The Sergipe-Alagoas and Espirito
Santo are small Brazilians basins with both onshore and offshore
components. However, a great deal of oil has already been produced
from these basins, so the remaining undiscovered resource is not
large compared to other basins in Brazil, Schenk said.
The Campos Basin, one of the world's most
studied petroleum systems, has three assessment units: the Late
Cretaceous-Tertiary turbidities that account for giant fields like
Roncador, Marlim and Albacora; the Cretaceous Carbonates that contains
the first offshore field discovered in the basin; and the salt dome
province Tertiary sandstones, which is hypothetical and defined
to include petroleum trapped in salt structures in ultra-deep waters
of the Campos Basin.
The USGS
estimated a mean average of more than 16 billion barrels of oil
for the basin and over 19 trillion cubic feet of primarily associated
gas.
The Santos Basin is deeper and hotter than the Campos and
perhaps the most prospective under explored basin in South America.
While there
is a good deal of uncertainty in the USGS numbers, mean undiscovered
oil resources for the Santos are about 23 billion barrels of oil
and the mean natural gas estimate is over 80 trillion cubic feet.
Petrobras
is now zeroing in on this basin and beginning to exploit the natural
gas potential, Schenk said.
The Pelotas Basin is related to the thick wedge of clastic
sediments deposited in the Rio Grande cone and other centers of
clastic deposition along the Pelotas shelf edge.
The composite
total petroleum system in the basin is defined based on the presence
of thick gas hydrates in the upper part of the sedimentary section
— a possible indication that thermogenic gas is being generated
at depth in the clastic wedge, according to the USGS.

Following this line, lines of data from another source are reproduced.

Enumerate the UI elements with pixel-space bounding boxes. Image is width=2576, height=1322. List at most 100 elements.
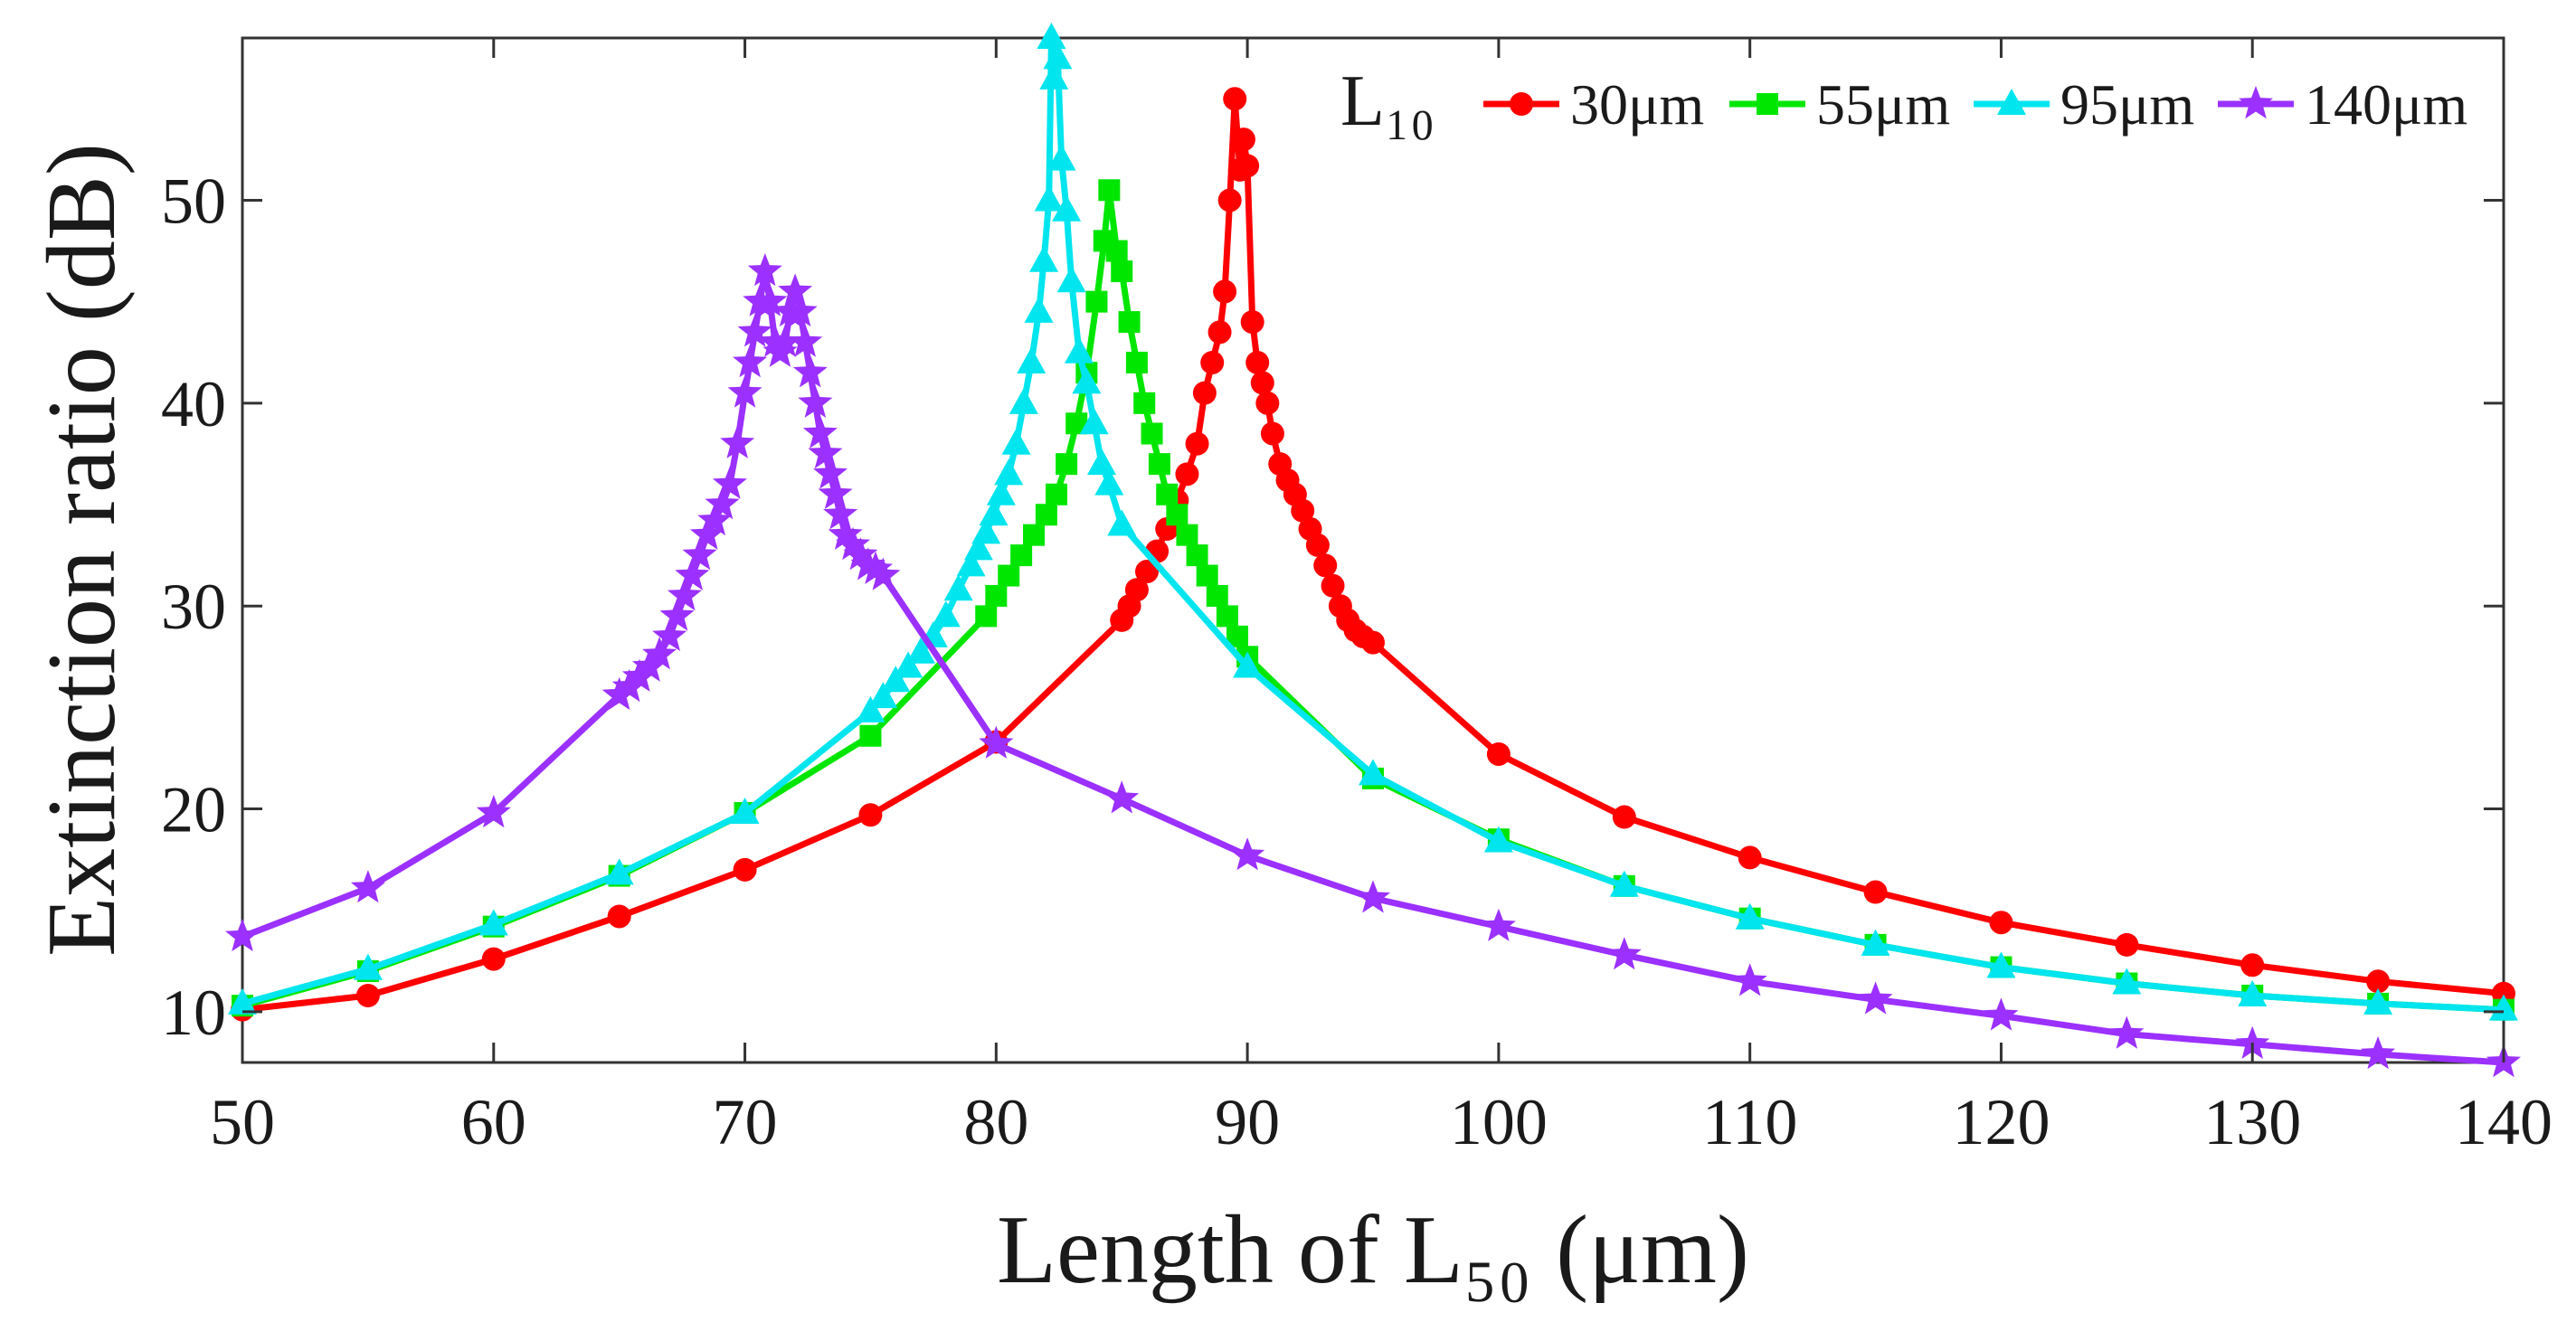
data-point bbox=[931, 600, 961, 628]
data-point bbox=[2235, 1025, 2270, 1059]
data-point bbox=[1208, 320, 1232, 345]
data-point bbox=[975, 605, 998, 628]
data-point bbox=[228, 987, 257, 1015]
series-3 bbox=[225, 253, 2521, 1078]
data-point bbox=[1200, 350, 1225, 374]
data-point bbox=[1245, 350, 1270, 374]
data-point bbox=[1105, 240, 1128, 262]
data-point bbox=[1606, 937, 1642, 970]
data-point bbox=[225, 918, 260, 952]
data-point bbox=[350, 870, 385, 903]
legend-title: L₁₀ bbox=[1340, 61, 1435, 141]
data-point bbox=[792, 354, 828, 388]
data-point bbox=[1255, 391, 1280, 415]
data-point bbox=[1260, 421, 1284, 446]
data-point bbox=[956, 550, 986, 577]
data-point bbox=[1043, 42, 1073, 70]
x-tick-label: 70 bbox=[713, 1086, 778, 1158]
data-point bbox=[659, 598, 695, 631]
data-point bbox=[1321, 573, 1345, 598]
data-point bbox=[1034, 184, 1064, 212]
data-point bbox=[1079, 408, 1109, 435]
y-tick-label: 10 bbox=[161, 977, 226, 1049]
data-point bbox=[859, 724, 882, 747]
data-point bbox=[355, 983, 380, 1007]
data-point bbox=[652, 618, 687, 651]
legend-marker bbox=[1510, 92, 1533, 116]
data-point bbox=[1156, 483, 1179, 505]
data-point bbox=[868, 682, 898, 709]
data-point bbox=[788, 324, 823, 357]
plot-area bbox=[241, 36, 2505, 1064]
data-point bbox=[1065, 336, 1094, 364]
data-point bbox=[1148, 453, 1170, 476]
legend-label: 140μm bbox=[2305, 72, 2467, 137]
data-point bbox=[808, 435, 843, 469]
data-point bbox=[611, 668, 647, 703]
data-point bbox=[727, 374, 762, 408]
data-point bbox=[1046, 483, 1067, 505]
data-point bbox=[1023, 524, 1045, 546]
data-point bbox=[1185, 431, 1209, 456]
data-point bbox=[1989, 911, 2013, 935]
data-point bbox=[1085, 290, 1108, 313]
data-point bbox=[1858, 981, 1893, 1015]
data-point bbox=[994, 458, 1024, 486]
data-point bbox=[1738, 845, 1762, 870]
data-point bbox=[985, 584, 1008, 607]
data-point bbox=[1010, 544, 1033, 567]
legend-entry: 95μm bbox=[1974, 72, 2194, 137]
legend-label: 55μm bbox=[1816, 72, 1950, 137]
x-tick-label: 90 bbox=[1215, 1086, 1280, 1158]
x-tick-label: 100 bbox=[1450, 1086, 1548, 1158]
y-tick-label: 40 bbox=[161, 368, 226, 440]
series-layer bbox=[225, 23, 2521, 1078]
x-tick-label: 80 bbox=[963, 1086, 1028, 1158]
data-point bbox=[1094, 468, 1124, 496]
x-tick-label: 50 bbox=[210, 1086, 275, 1158]
data-point bbox=[1196, 564, 1218, 587]
data-point bbox=[747, 253, 782, 287]
legend-entry: 55μm bbox=[1729, 72, 1950, 137]
data-point bbox=[2366, 969, 2391, 994]
x-tick-label: 140 bbox=[2455, 1086, 2552, 1158]
data-point bbox=[2238, 979, 2268, 1006]
legend-marker bbox=[1997, 89, 2026, 115]
data-point bbox=[1098, 179, 1121, 202]
data-point bbox=[712, 466, 747, 499]
data-point bbox=[720, 425, 755, 458]
data-point bbox=[971, 517, 1001, 544]
data-point bbox=[1223, 87, 1247, 111]
legend-label: 95μm bbox=[2060, 72, 2194, 137]
data-point bbox=[733, 345, 768, 378]
data-point bbox=[1863, 880, 1888, 904]
data-point bbox=[828, 516, 863, 550]
data-point bbox=[836, 526, 870, 561]
data-point bbox=[753, 283, 788, 316]
data-point bbox=[1612, 805, 1636, 829]
data-point bbox=[481, 947, 506, 971]
data-point bbox=[1176, 524, 1198, 546]
data-point bbox=[1356, 880, 1390, 913]
data-point bbox=[906, 637, 935, 664]
legend-entry: 30μm bbox=[1483, 72, 1704, 137]
data-point bbox=[667, 578, 702, 611]
tick-layer bbox=[241, 38, 2505, 1062]
data-point bbox=[607, 904, 631, 929]
data-point bbox=[1124, 578, 1149, 602]
data-point bbox=[1141, 422, 1163, 445]
data-point bbox=[818, 476, 853, 509]
data-point bbox=[675, 557, 710, 590]
data-point bbox=[2363, 987, 2393, 1015]
data-point bbox=[1213, 279, 1237, 304]
data-point bbox=[1359, 759, 1387, 786]
legend: L₁₀ 30μm 55μm 95μm 140μm bbox=[1340, 61, 2467, 141]
data-point bbox=[604, 858, 634, 885]
data-point bbox=[1216, 605, 1238, 628]
data-point bbox=[1230, 837, 1265, 871]
data-point bbox=[843, 537, 878, 571]
data-point bbox=[476, 795, 511, 828]
data-point bbox=[737, 314, 772, 347]
data-point bbox=[1125, 351, 1148, 373]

The Falklands Plateau and the Malvinas
Basin have both been studied, and large structures have been
mapped in the Falklands Plateau, but there is uncertainty over the
presence of an adequate source rock.
"There
is a lot of questions about how the fluid system would work here
— whether enough source rock has been heated up and whether it
would have generated enough fluid to fill the prospects," Schenk
said. "There have been several wells drilled and they were disappointing.
Today it looks like there are good structures with nothing in them.
"There may
still be some potential," he added, "but somebody is going to have
to demonstrate that there is an adequate source rock."